Minister of Aviation, Hadi Sirika at the session stressed that the government realized that the airports remain “national assets” and as such, they cannot be sold.

Sirika said for the airports to develop infrastructure wise, they have to be given to private investors because the government has no money to continue to pump into the airports.

The airports slated for concession include the Lagos, Abuja, Port Harcourt, and Kano airports.

Sirika who briefly joined the webinar said: “In our wisdom, we feel that the assets (airports) belong to 200m people and they cannot be sold. However, for it to be improved upon and for the good service to be delivered to people, certainly it has to be that it is given to private hands to improve upon it at a predetermined number of years.”

“Concessioning is controversial. Doing it badly is worse than not doing it at all. Transparency is critical in ensuring the success,” Nick Fadugba,  former Secretary-General of African Airlines Association, and one of the panelists at the webinar.

The webinar was attended by stakeholders including Hadi Sirika, Minister of Aviation; Harold Demuren,
former Director-General of the Nigeria Civil Aviation Authority (NCAA); Wale Babalakin, chairman of Bi-Courtney Aviation Services Limited (BASL), among others.

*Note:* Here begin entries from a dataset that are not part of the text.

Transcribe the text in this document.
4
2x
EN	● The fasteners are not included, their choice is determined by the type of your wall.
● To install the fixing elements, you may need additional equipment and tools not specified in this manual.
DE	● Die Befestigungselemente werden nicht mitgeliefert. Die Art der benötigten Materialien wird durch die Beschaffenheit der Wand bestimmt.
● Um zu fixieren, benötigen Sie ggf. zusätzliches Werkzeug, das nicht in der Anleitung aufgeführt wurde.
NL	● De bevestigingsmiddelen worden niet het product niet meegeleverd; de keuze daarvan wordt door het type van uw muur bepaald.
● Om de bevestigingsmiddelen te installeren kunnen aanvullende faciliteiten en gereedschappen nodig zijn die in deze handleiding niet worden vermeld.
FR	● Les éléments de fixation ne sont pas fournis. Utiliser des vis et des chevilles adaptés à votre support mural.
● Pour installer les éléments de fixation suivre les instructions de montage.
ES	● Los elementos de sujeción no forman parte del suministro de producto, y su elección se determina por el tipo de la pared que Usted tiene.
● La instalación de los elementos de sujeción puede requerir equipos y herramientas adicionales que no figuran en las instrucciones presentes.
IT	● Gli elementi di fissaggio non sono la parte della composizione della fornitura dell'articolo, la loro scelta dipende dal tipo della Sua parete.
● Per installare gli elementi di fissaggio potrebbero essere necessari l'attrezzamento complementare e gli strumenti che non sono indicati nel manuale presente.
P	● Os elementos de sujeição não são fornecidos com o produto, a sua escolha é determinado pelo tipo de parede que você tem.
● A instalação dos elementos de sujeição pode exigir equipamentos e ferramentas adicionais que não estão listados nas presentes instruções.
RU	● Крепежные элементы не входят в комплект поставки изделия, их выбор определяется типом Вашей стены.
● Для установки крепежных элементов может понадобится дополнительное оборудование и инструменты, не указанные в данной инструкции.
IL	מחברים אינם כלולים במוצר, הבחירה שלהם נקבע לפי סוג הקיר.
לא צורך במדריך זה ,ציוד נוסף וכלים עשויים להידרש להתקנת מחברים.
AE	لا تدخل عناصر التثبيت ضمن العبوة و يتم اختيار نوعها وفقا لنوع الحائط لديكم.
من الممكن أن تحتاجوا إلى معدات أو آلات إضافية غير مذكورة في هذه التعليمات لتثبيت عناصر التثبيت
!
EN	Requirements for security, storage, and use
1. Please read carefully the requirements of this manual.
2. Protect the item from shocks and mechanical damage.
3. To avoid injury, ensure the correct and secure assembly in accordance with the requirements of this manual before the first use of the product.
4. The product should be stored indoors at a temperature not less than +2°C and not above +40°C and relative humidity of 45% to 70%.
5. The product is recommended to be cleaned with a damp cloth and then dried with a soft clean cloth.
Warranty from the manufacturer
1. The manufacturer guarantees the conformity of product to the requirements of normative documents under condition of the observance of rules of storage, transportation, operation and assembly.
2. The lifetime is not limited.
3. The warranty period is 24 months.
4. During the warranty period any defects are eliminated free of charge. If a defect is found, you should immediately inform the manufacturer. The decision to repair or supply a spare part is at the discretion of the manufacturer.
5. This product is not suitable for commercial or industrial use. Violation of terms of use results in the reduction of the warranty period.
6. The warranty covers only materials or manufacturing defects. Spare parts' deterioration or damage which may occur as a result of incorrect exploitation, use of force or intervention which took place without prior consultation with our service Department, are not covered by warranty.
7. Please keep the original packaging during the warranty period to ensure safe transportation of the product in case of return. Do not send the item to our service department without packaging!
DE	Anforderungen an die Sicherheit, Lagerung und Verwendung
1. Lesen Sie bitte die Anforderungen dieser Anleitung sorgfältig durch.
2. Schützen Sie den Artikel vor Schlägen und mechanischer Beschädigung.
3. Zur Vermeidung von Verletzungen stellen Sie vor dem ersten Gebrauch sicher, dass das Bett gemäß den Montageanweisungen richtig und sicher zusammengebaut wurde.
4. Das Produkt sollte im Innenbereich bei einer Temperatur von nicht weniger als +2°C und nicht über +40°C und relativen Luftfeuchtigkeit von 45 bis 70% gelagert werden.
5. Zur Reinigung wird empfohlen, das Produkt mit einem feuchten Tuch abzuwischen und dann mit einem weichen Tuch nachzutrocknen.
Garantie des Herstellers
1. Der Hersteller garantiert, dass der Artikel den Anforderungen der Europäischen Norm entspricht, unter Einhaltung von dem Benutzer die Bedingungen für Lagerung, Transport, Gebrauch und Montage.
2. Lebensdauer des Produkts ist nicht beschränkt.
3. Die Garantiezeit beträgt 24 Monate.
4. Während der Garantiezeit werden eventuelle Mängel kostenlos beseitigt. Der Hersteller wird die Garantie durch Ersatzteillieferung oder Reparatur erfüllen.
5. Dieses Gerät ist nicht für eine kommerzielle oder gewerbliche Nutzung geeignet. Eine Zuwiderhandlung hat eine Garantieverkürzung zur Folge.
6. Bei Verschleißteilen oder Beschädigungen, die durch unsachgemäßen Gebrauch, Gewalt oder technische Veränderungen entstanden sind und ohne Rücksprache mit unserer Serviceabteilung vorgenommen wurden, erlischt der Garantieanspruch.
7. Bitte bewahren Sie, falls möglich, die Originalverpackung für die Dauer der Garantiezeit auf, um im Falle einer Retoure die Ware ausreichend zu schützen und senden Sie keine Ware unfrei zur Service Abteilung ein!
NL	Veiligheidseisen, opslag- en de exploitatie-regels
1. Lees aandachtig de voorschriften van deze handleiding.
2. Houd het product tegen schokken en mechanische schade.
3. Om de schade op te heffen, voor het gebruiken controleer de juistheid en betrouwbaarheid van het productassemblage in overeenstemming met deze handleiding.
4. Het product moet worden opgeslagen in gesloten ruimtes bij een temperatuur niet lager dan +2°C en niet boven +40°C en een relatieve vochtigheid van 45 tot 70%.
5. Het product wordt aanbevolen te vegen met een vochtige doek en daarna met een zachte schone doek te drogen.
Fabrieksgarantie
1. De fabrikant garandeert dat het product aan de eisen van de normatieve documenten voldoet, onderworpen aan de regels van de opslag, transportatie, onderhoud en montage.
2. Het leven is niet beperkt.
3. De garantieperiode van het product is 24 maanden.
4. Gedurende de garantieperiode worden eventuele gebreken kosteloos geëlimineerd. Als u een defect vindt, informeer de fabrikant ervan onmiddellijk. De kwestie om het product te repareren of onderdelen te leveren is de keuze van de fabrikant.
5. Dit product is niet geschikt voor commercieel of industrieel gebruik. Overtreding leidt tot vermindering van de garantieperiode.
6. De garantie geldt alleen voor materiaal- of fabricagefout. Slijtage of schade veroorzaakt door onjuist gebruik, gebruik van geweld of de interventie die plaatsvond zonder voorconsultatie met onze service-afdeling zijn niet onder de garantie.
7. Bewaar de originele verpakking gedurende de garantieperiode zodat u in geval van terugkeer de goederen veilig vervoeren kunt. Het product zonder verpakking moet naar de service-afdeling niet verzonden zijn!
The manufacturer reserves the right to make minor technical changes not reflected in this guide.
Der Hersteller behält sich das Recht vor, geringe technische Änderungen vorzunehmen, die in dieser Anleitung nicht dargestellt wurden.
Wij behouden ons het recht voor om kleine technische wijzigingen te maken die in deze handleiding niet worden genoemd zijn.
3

Fadugba stressed the need for the concession to be done the right way, taking into cognizance what obtains in other parts of the world, noting that the Federal Government cannot continue to fund airport development.

“Concession is a logical way from my perspective but the big challenge is to do it transparently and do it well,” he said.

Gbenga Olowo, President of ART, said there should be a deliberate plan to make each of the airports to be concessioned a regional hub with each hub having a mega carrier with a minimum of 50 aircraft.

“In Miami, there is a mega player; in Atlanta, there is a mega player, in Chicago, the same thing. I recommend four mega carriers by 2025,” he said.